Hacker News new | ask | show | jobs
by dsacco 2990 days ago
> These guys averaged a ~9% return over the last few years.

Who are "these guys"? The funds discussed in the article have average annual returns well above 9%.

1 comments

Overdeck and Seigel.

“The firm’s biggest fund, Spectrum, has earned an annual average return of 9.4% net of fees since 2004.”

The S&P 500 has averaged 9% for 80 years. Joe Blow can buy index fund and do just as well as the quant clients. Sure, these guys are averaging 14% before fees, and it’s a great way to get rich. But after fees the client might as well just passively invest.

You need to consider the following elements: -You compare the S&P and two Six Sigma funds over different timelines. The index yielded much less than 9% on 2004-2015 (you can halve the performance). -What’s the common feature between: the S&P, the formal idea of passive indexing, and the emergence of passive investment funds?
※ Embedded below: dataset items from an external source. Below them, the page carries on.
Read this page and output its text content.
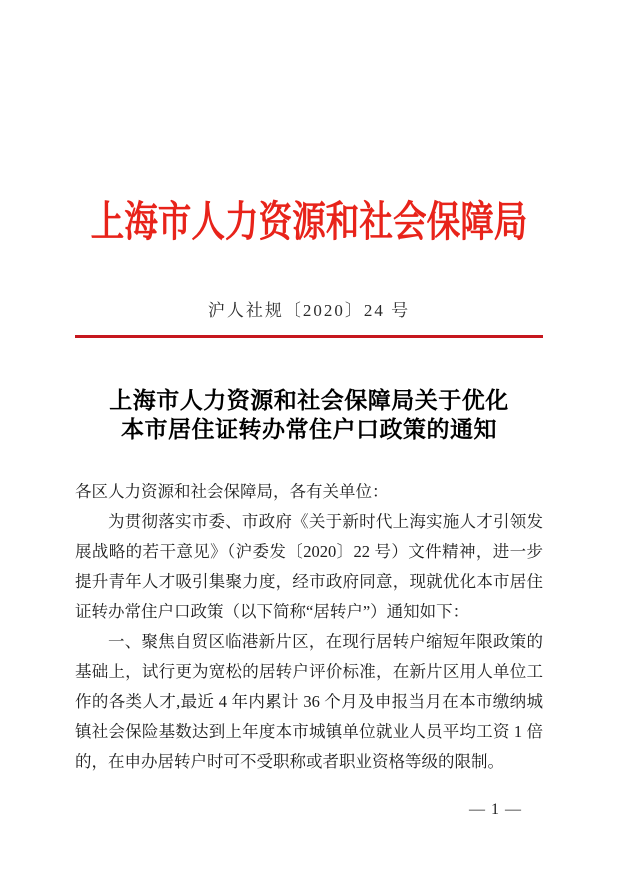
上海市人力资源和社会保障局
沪人社规〔2020〕24 号
上海市人力资源和社会保障局关于优化
本市居住证转办常住户口政策的通知
各区人力资源和社会保障局，各有关单位：
为贯彻落实市委、市政府《关于新时代上海实施人才引领发
展战略的若干意见》（沪委发〔2020〕22 号）文件精神，进一步
提升青年人才吸引集聚力度，经市政府同意，现就优化本市居住
证转办常住户口政策（以下简称“居转户”）通知如下：
一、聚焦自贸区临港新片区，在现行居转户缩短年限政策的
基础上，试行更为宽松的居转户评价标准，在新片区用人单位工
作的各类人才,最近 4 年内累计 36 个月及申报当月在本市缴纳城
镇社会保险基数达到上年度本市城镇单位就业人员平均工资 1 倍
的，在申办居转户时可不受职称或者职业资格等级的限制。
— 1 —
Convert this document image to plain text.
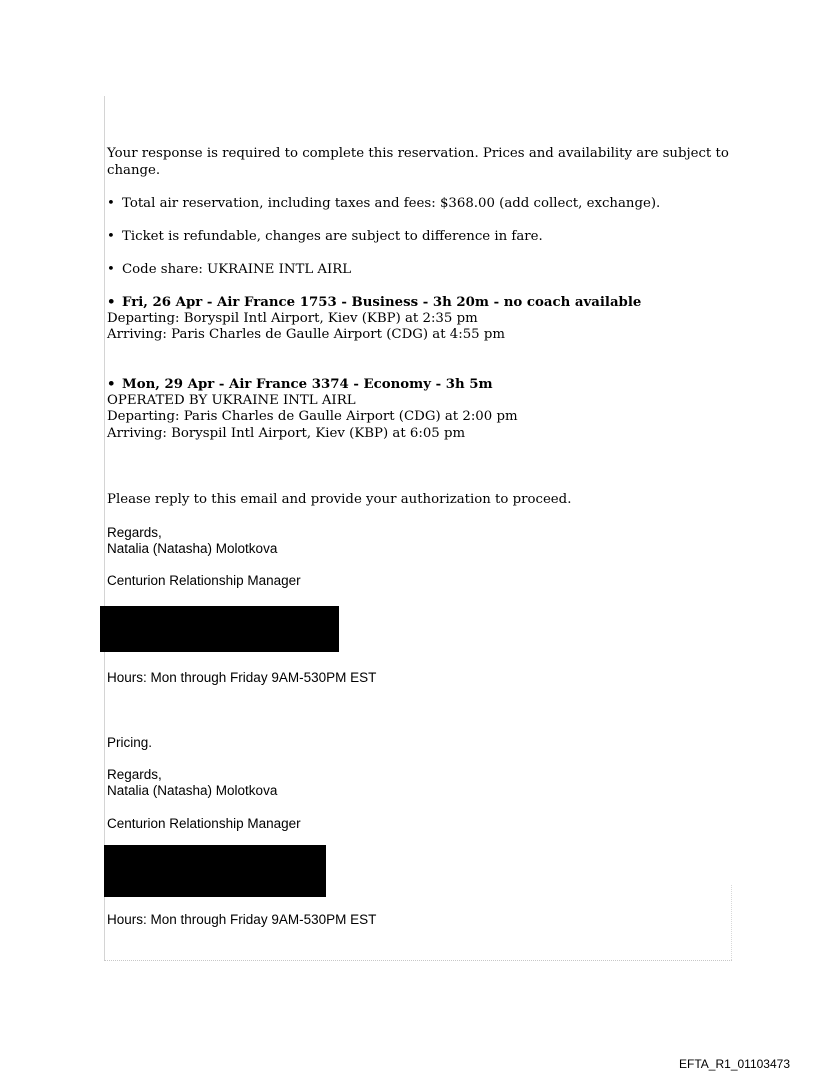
Your response is required to complete this reservation. Prices and availability are subject to change.
• Total air reservation, including taxes and fees: $368.00 (add collect, exchange).
• Ticket is refundable, changes are subject to difference in fare.
• Code share: UKRAINE INTL AIRL
• Fri, 26 Apr - Air France 1753 - Business - 3h 20m - no coach available
Departing: Boryspil Intl Airport, Kiev (KBP) at 2:35 pm
Arriving: Paris Charles de Gaulle Airport (CDG) at 4:55 pm
• Mon, 29 Apr - Air France 3374 - Economy - 3h 5m
OPERATED BY UKRAINE INTL AIRL
Departing: Paris Charles de Gaulle Airport (CDG) at 2:00 pm
Arriving: Boryspil Intl Airport, Kiev (KBP) at 6:05 pm
Please reply to this email and provide your authorization to proceed.
Regards,
Natalia (Natasha) Molotkova
Centurion Relationship Manager
Hours: Mon through Friday 9AM-530PM EST
Pricing.
Regards,
Natalia (Natasha) Molotkova
Centurion Relationship Manager
Hours: Mon through Friday 9AM-530PM EST
EFTA_R1_01103473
None of them are 80 years old. -Retail customers (Joe Blow) rarely have access to hedge fund products directly (they might still be exposed through pension funds, sovereign wealth funds, etc. but it makes the allocation change almost out of their hands). -Stating performance figures alone is mostly a Bloomberg-reader thing. In practice, there is usually at least an attempt to incorporate some kind of risk measure when selecting hedge funds.

I am not even anti-passive funds but you are memeing a bit too hard.